During the COVID-19 pandemic, intensive care practice was guided by the prompt issuance of guidelines including recommendations based on both direct and indirect (i.e., extrapolated from other viral pneumonias) evidence [4] and by an abundance of concurrently emerging RCT data [8,28,29,30,31,32,33,34]. Furthermore, two simplified models of COVID-19-related ARDS (CARDS) were proposed as opposite extremes of a pathophysiological spectrum that includes “intermediate stages” with overlapping characteristics. The least severe form of CARDS (termed “type L”) comprises low lung elastance and weight, and is relatively unresponsive to positive end-expiratory pressure (PEEP).
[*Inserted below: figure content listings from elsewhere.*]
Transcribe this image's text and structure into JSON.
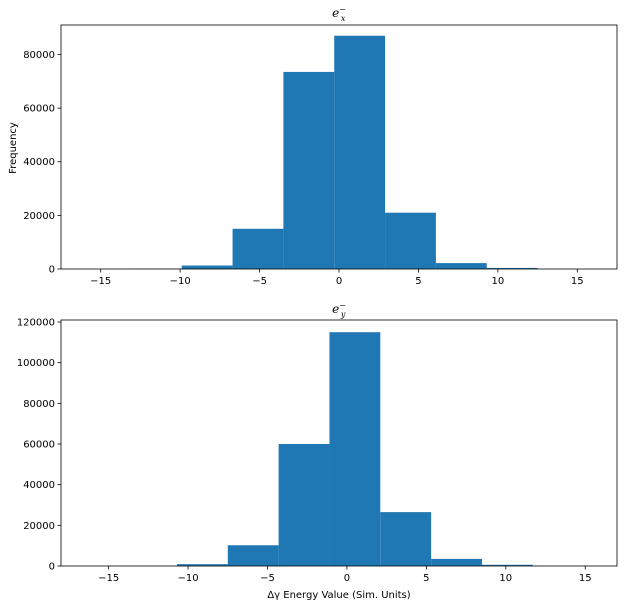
{
  "chart_data": [
    {
      "type": "bar",
      "title": {
        "base": "e",
        "sub": "x",
        "sup": "−"
      },
      "ylabel": "Frequency",
      "xlabel": "",
      "xlim": [
        -17.5,
        17.5
      ],
      "ylim": [
        0,
        91000
      ],
      "xticks": [
        -15,
        -10,
        -5,
        0,
        5,
        10,
        15
      ],
      "xtick_labels": [
        "−15",
        "−10",
        "−5",
        "0",
        "5",
        "10",
        "15"
      ],
      "yticks": [
        0,
        20000,
        40000,
        60000,
        80000
      ],
      "ytick_labels": [
        "0",
        "20000",
        "40000",
        "60000",
        "80000"
      ],
      "bins": [
        {
          "x0": -16.3,
          "x1": -13.1,
          "value": 0
        },
        {
          "x0": -13.1,
          "x1": -9.9,
          "value": 100
        },
        {
          "x0": -9.9,
          "x1": -6.7,
          "value": 1300
        },
        {
          "x0": -6.7,
          "x1": -3.5,
          "value": 15000
        },
        {
          "x0": -3.5,
          "x1": -0.3,
          "value": 73500
        },
        {
          "x0": -0.3,
          "x1": 2.9,
          "value": 87000
        },
        {
          "x0": 2.9,
          "x1": 6.1,
          "value": 21000
        },
        {
          "x0": 6.1,
          "x1": 9.3,
          "value": 2200
        },
        {
          "x0": 9.3,
          "x1": 12.5,
          "value": 400
        },
        {
          "x0": 12.5,
          "x1": 15.7,
          "value": 0
        }
      ],
      "color": "#1f77b4",
      "grid": false
    },
    {
      "type": "bar",
      "title": {
        "base": "e",
        "sub": "y",
        "sup": "−"
      },
      "ylabel": "",
      "xlabel": "Δγ Energy Value (Sim. Units)",
      "xlim": [
        -18.0,
        17.0
      ],
      "ylim": [
        0,
        121000
      ],
      "xticks": [
        -15,
        -10,
        -5,
        0,
        5,
        10,
        15
      ],
      "xtick_labels": [
        "−15",
        "−10",
        "−5",
        "0",
        "5",
        "10",
        "15"
      ],
      "yticks": [
        0,
        20000,
        40000,
        60000,
        80000,
        100000,
        120000
      ],
      "ytick_labels": [
        "0",
        "20000",
        "40000",
        "60000",
        "80000",
        "100000",
        "120000"
      ],
      "bins": [
        {
          "x0": -17.1,
          "x1": -13.9,
          "value": 0
        },
        {
          "x0": -13.9,
          "x1": -10.7,
          "value": 100
        },
        {
          "x0": -10.7,
          "x1": -7.5,
          "value": 900
        },
        {
          "x0": -7.5,
          "x1": -4.3,
          "value": 10200
        },
        {
          "x0": -4.3,
          "x1": -1.1,
          "value": 60000
        },
        {
          "x0": -1.1,
          "x1": 2.1,
          "value": 115000
        },
        {
          "x0": 2.1,
          "x1": 5.3,
          "value": 26500
        },
        {
          "x0": 5.3,
          "x1": 8.5,
          "value": 3500
        },
        {
          "x0": 8.5,
          "x1": 11.7,
          "value": 600
        },
        {
          "x0": 11.7,
          "x1": 14.9,
          "value": 0
        }
      ],
      "color": "#1f77b4",
      "grid": false
    }
  ]
}
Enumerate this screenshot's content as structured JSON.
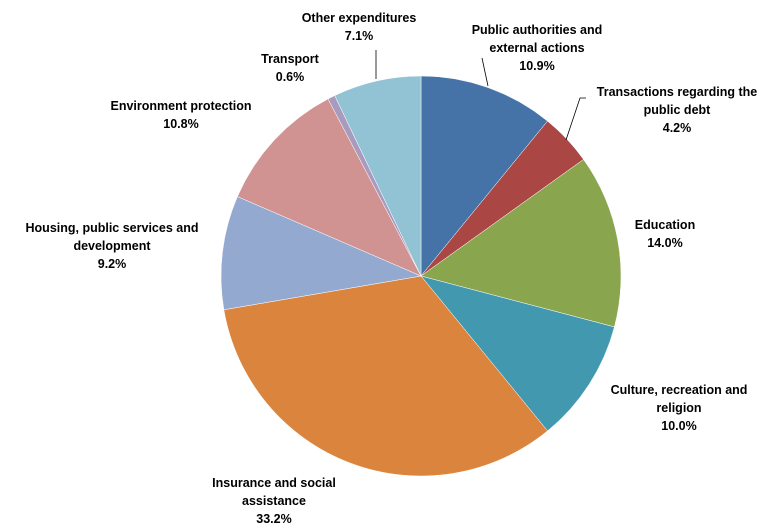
{
  "chart_data": {
    "type": "pie",
    "title": "",
    "legend": "none",
    "slices": [
      {
        "label_lines": [
          "Public authorities and",
          "external actions"
        ],
        "value_text": "10.9%",
        "value": 10.9,
        "color": "#4572A7"
      },
      {
        "label_lines": [
          "Transactions regarding the",
          "public debt"
        ],
        "value_text": "4.2%",
        "value": 4.2,
        "color": "#AA4643"
      },
      {
        "label_lines": [
          "Education"
        ],
        "value_text": "14.0%",
        "value": 14.0,
        "color": "#89A54E"
      },
      {
        "label_lines": [
          "Culture, recreation and",
          "religion"
        ],
        "value_text": "10.0%",
        "value": 10.0,
        "color": "#4198AF"
      },
      {
        "label_lines": [
          "Insurance and social",
          "assistance"
        ],
        "value_text": "33.2%",
        "value": 33.2,
        "color": "#DB843D"
      },
      {
        "label_lines": [
          "Housing, public services and",
          "development"
        ],
        "value_text": "9.2%",
        "value": 9.2,
        "color": "#93A9D0"
      },
      {
        "label_lines": [
          "Environment protection"
        ],
        "value_text": "10.8%",
        "value": 10.8,
        "color": "#D09392"
      },
      {
        "label_lines": [
          "Transport"
        ],
        "value_text": "0.6%",
        "value": 0.6,
        "color": "#A99BBD"
      },
      {
        "label_lines": [
          "Other expenditures"
        ],
        "value_text": "7.1%",
        "value": 7.1,
        "color": "#92C3D4"
      }
    ]
  }
}
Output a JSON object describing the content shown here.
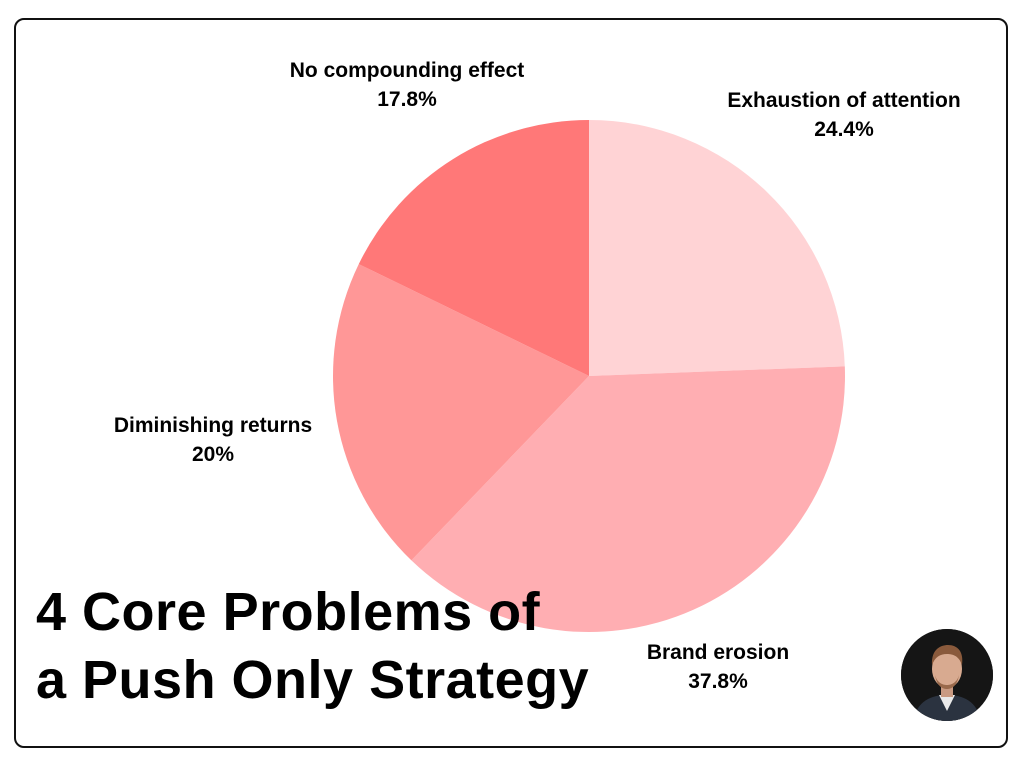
{
  "chart_data": {
    "type": "pie",
    "title_line1": "4 Core Problems of",
    "title_line2": "a Push Only Strategy",
    "slices": [
      {
        "label": "Exhaustion of attention",
        "value": 24.4,
        "value_label": "24.4%",
        "color": "#ffd3d5"
      },
      {
        "label": "Brand erosion",
        "value": 37.8,
        "value_label": "37.8%",
        "color": "#ffaeb2"
      },
      {
        "label": "Diminishing returns",
        "value": 20,
        "value_label": "20%",
        "color": "#ff9797"
      },
      {
        "label": "No compounding effect",
        "value": 17.8,
        "value_label": "17.8%",
        "color": "#ff7878"
      }
    ],
    "start": "12 o'clock",
    "direction": "clockwise",
    "legend": "none"
  },
  "avatar_icon": "author-portrait"
}
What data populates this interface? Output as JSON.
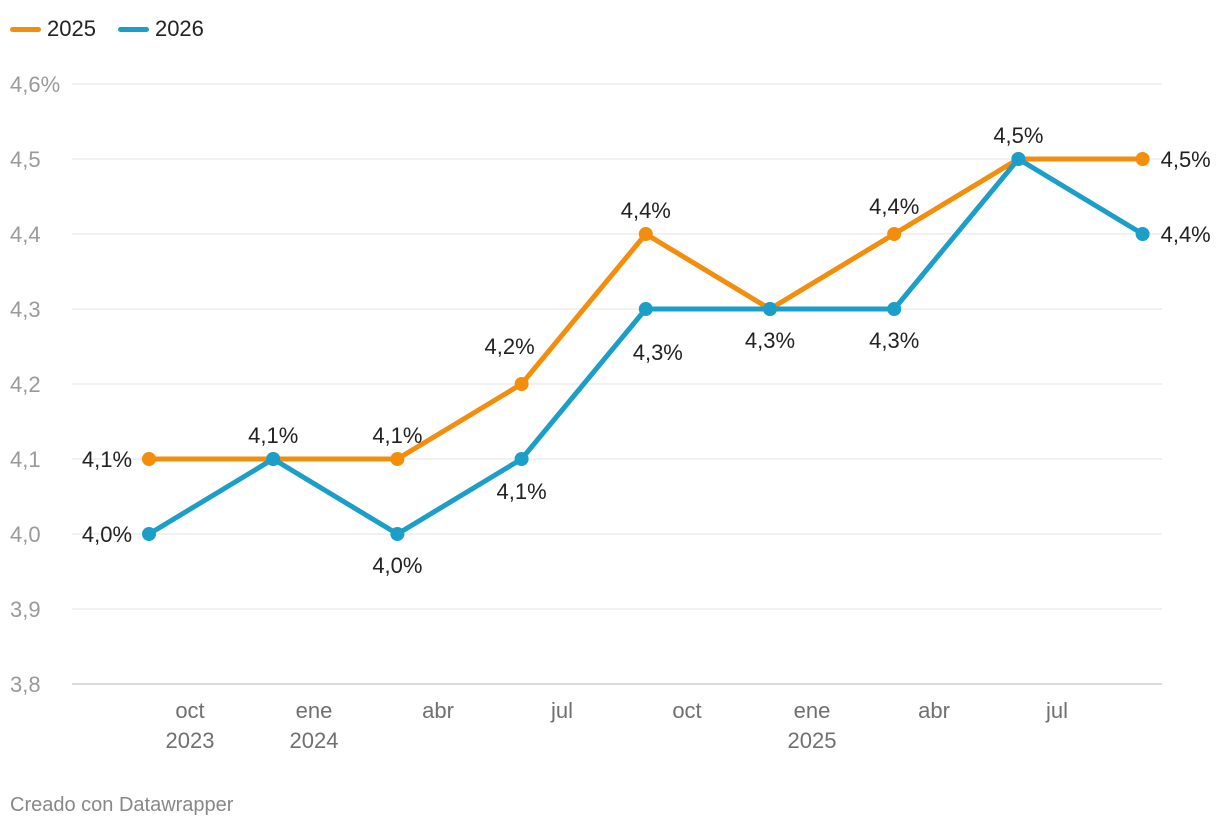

The most severe form (termed “type H”) comprises extensive computerized tomographic consolidations, high lung elastance and weight, and is responsive to PEEP [40]. In this context, it was postulated that high lung stress secondary to vigorous, spontaneous inspiratory effort during “type L” CARDS may result in patient’s self-inflicted lung injury, thereby expediting transition to “type H” CARDS [40,41]. Accordingly, timely endotracheal intubation of hypoxemic/hypercapnic COVID-19 patients with evidence of high breathing work (e.g., phasic contraction on palpation of the sternomastoid muscle) has been suggested [41,42].

The COVID-19 mass casualty crisis and dismal outcomes of severe CARDS have also prompted the introduction and/or preliminary evaluation of interventions such as awake prone positioning and pronation during ECMO, respectively. Recent physiological data suggest that awake pronation may reduce the respiratory rate and work of breathing in CARDS patients supported by continuous positive airway pressure [43]. However, in a recent RCT of 400 CARDS patients receiving noninvasive respiratory support, awake pronation did not significantly reduce intubation rates or in-hospital mortality, and this mandates further evaluation in larger RCTs [44]. Pronation might also disrupt a potentially vicious cycle of ongoing native lung damage during ECMO [45]. In a recent meta-analysis, pronation during ECMO improved oxygenation, reduced driving pressure, and was associated with a cumulative survival rate of 57%; however, it was also associated with prolonged ECMO runs and ICU length of stay [46].

The COVID-19-associated, compelling need for new and effective life-sustaining and curative interventions in the presence of periodic healthcare systems’ saturation has also prompted the issuance of ethical guidelines including evidence-based recommendations about advance care planning, shared decision making, and rationing of resources [47,48]. Ethical, legal, and pandemic-related challenges pertaining to ECMO use in cardiac arrest have also been analyzed [49].

The current special issue on “Key Advances in the Treatment of the Critically Ill” primarily aims to highlight major aspects of the rapidly evolving knowledge of the mechanisms and pathophysiology of critical illness (including COVID-19), and the rapidly accumulating evidence on the efficacy of new life-sustaining and/or therapeutic interventions. Reports on the ethics of end-of-life decisions and practices are also encouraged.